HLR: One of the instincts here is to create memories where there is no record of them. How did the pieces in the exhibit reflect this? 

When I was researching the patient records at the Archives of Ontario, I discovered that over 70 years of records were missing. There was no explanation.  But it was suggested to me that there would be no interest in researching the people who were institutionalized so they were probably destroyed. There was very little to work with. We did have the names of all the people buried in unmarked graves at the Lakeshore Psychiatric Hospital Cemetery. We had a few letters written by patients.  I connected with the great-niece of a former patient and she gave me a copy of her great-aunt’s records. Grace Jefferys was institutionalized when she was 19 years old.  She was told she could go home and wrote a letter to her mother, telling her to come and pick her up. The letter was never mailed and Grace never went home.  Grace was experimented on with Insulin Shock Therapy. She died when she was 79 years old and is buried in an unmarked grave.  

We decided to use ephemeral, translucent and biodegradable materials in the making of the artwork. There is silence and empty space and the stories are told visually, with vibration, touch and sound.   

I have been working on this project since 2013 and I keep coming back to these questions: How do you remember someone you don’t know? How can we remember someone we have never met?  In what ways can the memories and histories of the land, patients and buildings of the former Lakeshore Psychiatric Hospital grounds be recovered for arts-based public education about mental health? 
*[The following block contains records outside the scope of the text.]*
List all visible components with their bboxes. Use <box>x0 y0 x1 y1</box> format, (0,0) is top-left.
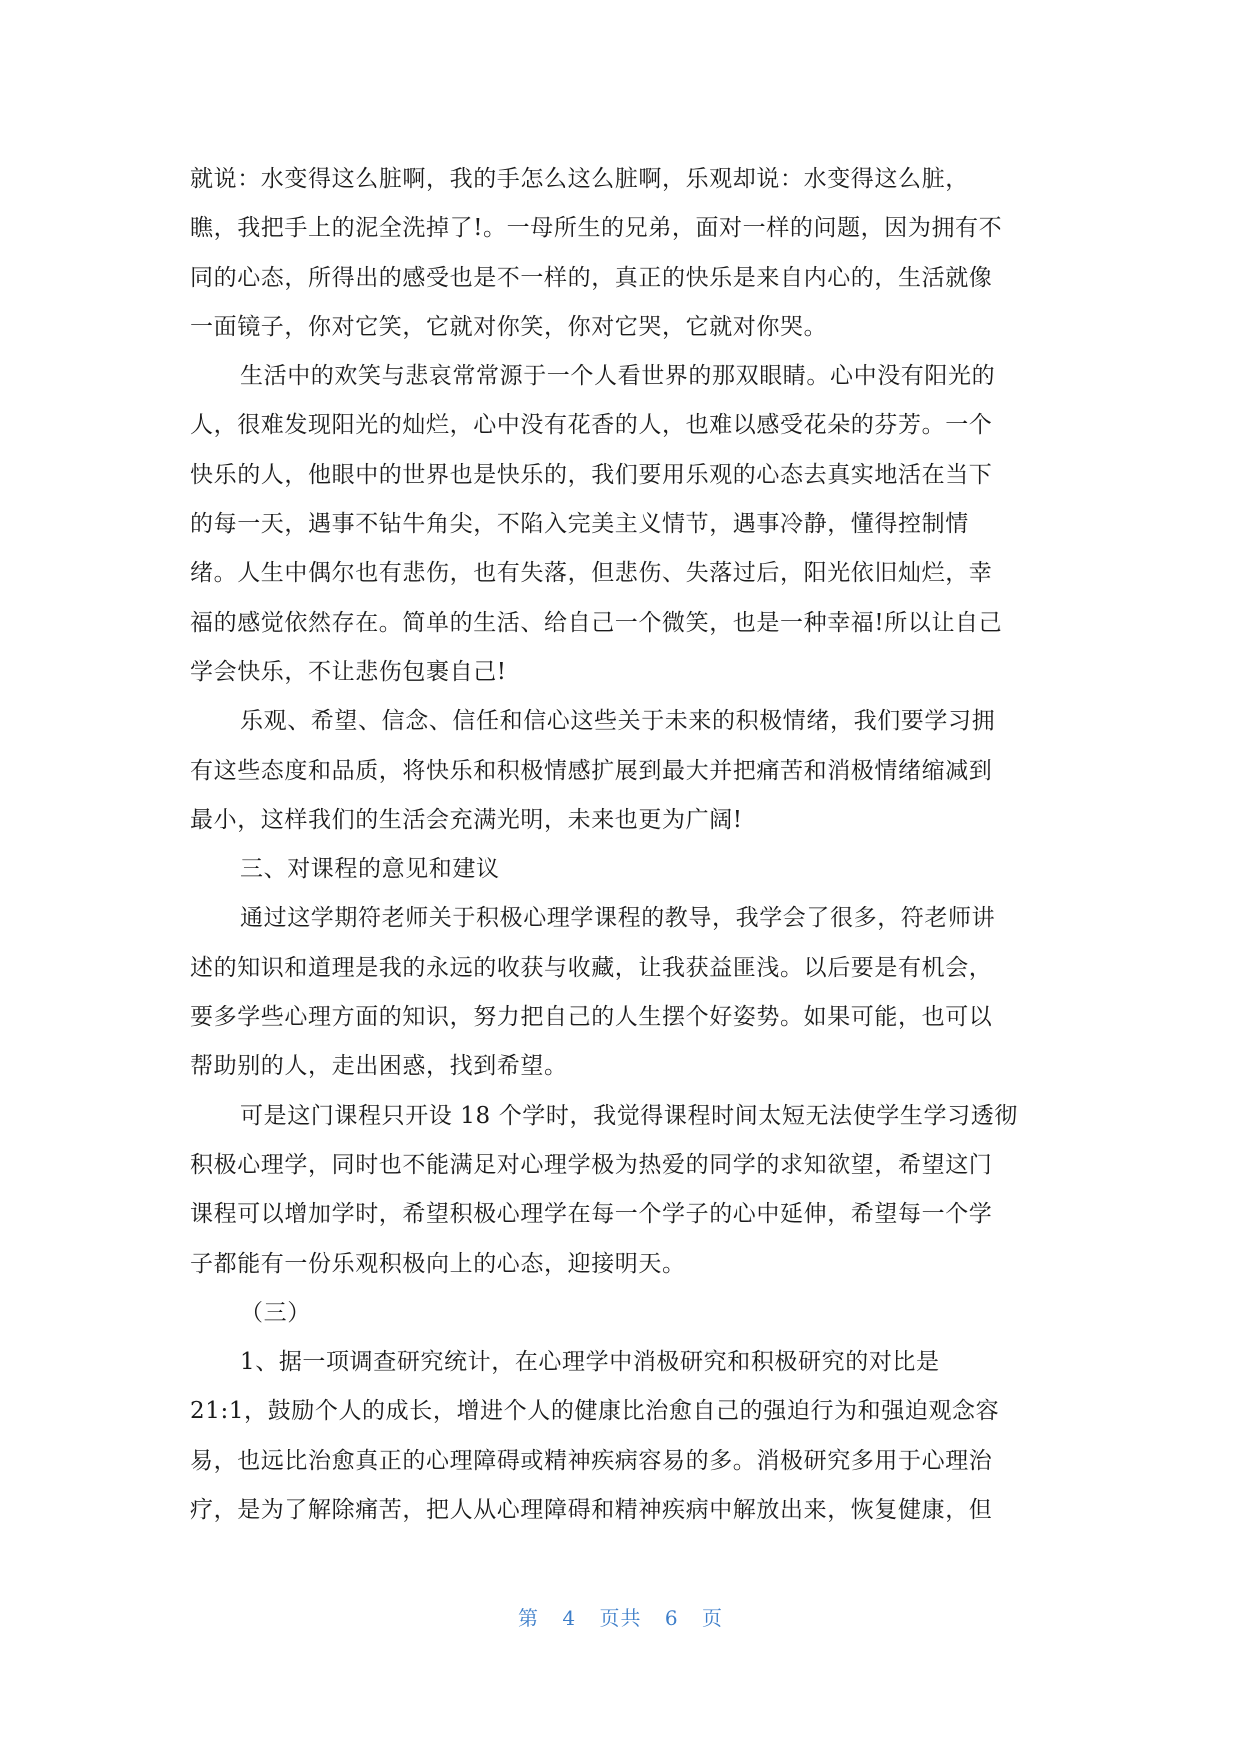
text-line: 就说：水变得这么脏啊，我的手怎么这么脏啊，乐观却说：水变得这么脏， <box>190 166 969 192</box>
footer-current-page: 4 <box>562 1606 577 1630</box>
text-line: 可是这门课程只开设 18 个学时，我觉得课程时间太短无法使学生学习透彻 <box>240 1102 1018 1129</box>
text-line: 三、对课程的意见和建议 <box>240 856 500 883</box>
footer-prefix: 第 <box>518 1606 540 1630</box>
text-line: 1、据一项调查研究统计，在心理学中消极研究和积极研究的对比是 <box>240 1349 940 1376</box>
text-line: 易，也远比治愈真正的心理障碍或精神疾病容易的多。消极研究多用于心理治 <box>190 1447 993 1474</box>
text-line: 课程可以增加学时，希望积极心理学在每一个学子的心中延伸，希望每一个学 <box>190 1201 993 1228</box>
text-line: 一面镜子，你对它笑，它就对你笑，你对它哭，它就对你哭。 <box>190 313 828 340</box>
text-line: 瞧，我把手上的泥全洗掉了!。一母所生的兄弟，面对一样的问题，因为拥有不 <box>190 215 1003 242</box>
page-footer <box>0 1602 1241 1631</box>
text-line: 学会快乐，不让悲伤包裹自己! <box>190 658 507 685</box>
text-line: 21:1，鼓励个人的成长，增进个人的健康比治愈自己的强迫行为和强迫观念容 <box>190 1398 1000 1425</box>
text-line: 最小，这样我们的生活会充满光明，未来也更为广阔! <box>190 806 743 833</box>
text-line: 述的知识和道理是我的永远的收获与收藏，让我获益匪浅。以后要是有机会， <box>190 954 993 981</box>
footer-total-pages: 6 <box>664 1606 679 1630</box>
text-line: 子都能有一份乐观积极向上的心态，迎接明天。 <box>190 1250 686 1277</box>
text-line: 同的心态，所得出的感受也是不一样的，真正的快乐是来自内心的，生活就像 <box>190 264 993 291</box>
text-line: 要多学些心理方面的知识，努力把自己的人生摆个好姿势。如果可能，也可以 <box>190 1004 993 1031</box>
text-line: 乐观、希望、信念、信任和信心这些关于未来的积极情绪，我们要学习拥 <box>240 708 996 735</box>
text-line: 生活中的欢笑与悲哀常常源于一个人看世界的那双眼睛。心中没有阳光的 <box>240 363 996 390</box>
text-line: 绪。人生中偶尔也有悲伤，也有失落，但悲伤、失落过后，阳光依旧灿烂，幸 <box>190 560 993 587</box>
text-line: 积极心理学，同时也不能满足对心理学极为热爱的同学的求知欲望，希望这门 <box>190 1151 993 1178</box>
text-line: 快乐的人，他眼中的世界也是快乐的，我们要用乐观的心态去真实地活在当下 <box>190 461 993 488</box>
text-line: 福的感觉依然存在。简单的生活、给自己一个微笑，也是一种幸福!所以让自己 <box>190 609 1003 636</box>
text-line: 人，很难发现阳光的灿烂，心中没有花香的人，也难以感受花朵的芬芳。一个 <box>190 412 993 439</box>
text-line: 帮助别的人，走出困惑，找到希望。 <box>190 1053 568 1080</box>
text-line: （三） <box>240 1299 311 1326</box>
text-line: 疗，是为了解除痛苦，把人从心理障碍和精神疾病中解放出来，恢复健康，但 <box>190 1497 993 1524</box>
text-line: 的每一天，遇事不钻牛角尖，不陷入完美主义情节，遇事冷静，懂得控制情 <box>190 511 969 538</box>
footer-suffix: 页 <box>701 1606 723 1630</box>
document-body <box>190 155 1050 1535</box>
text-line: 通过这学期符老师关于积极心理学课程的教导，我学会了很多，符老师讲 <box>240 905 996 932</box>
footer-middle: 页共 <box>599 1606 642 1630</box>
text-line: 有这些态度和品质，将快乐和积极情感扩展到最大并把痛苦和消极情绪缩减到 <box>190 757 993 784</box>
We do it by collaborating and we do it with art, keeping in mind that the knowing is always partial but that in the process we learn about others, and ourselves in a deep and meaningful way. As we look to the past, we can see how community was defined and see who did not/does not belong. As forgotten, untold, hidden and lost events are brought forward, it is a reminder of the past and a warning about intolerance in the future. Visualizing Absence creates a space for remembrance and reconciliation and an ongoing dialogue about the history of the Aboriginal land and about the stigma and stereotype of mental-health. We choose not to hide, misrepresent or glamorize the past, but to use it create a broader community consciousness.      

Anne Zbitnew is an arts-based researcher who looks to art as a way to tell stories. She has been teaching time-based media in the School of Media Studies and Information Technology at Humber College for 25 years and is collaborating with Hillary Rexe on developing curriculum for Media Studies students at Humber in accessibility and inclusive design.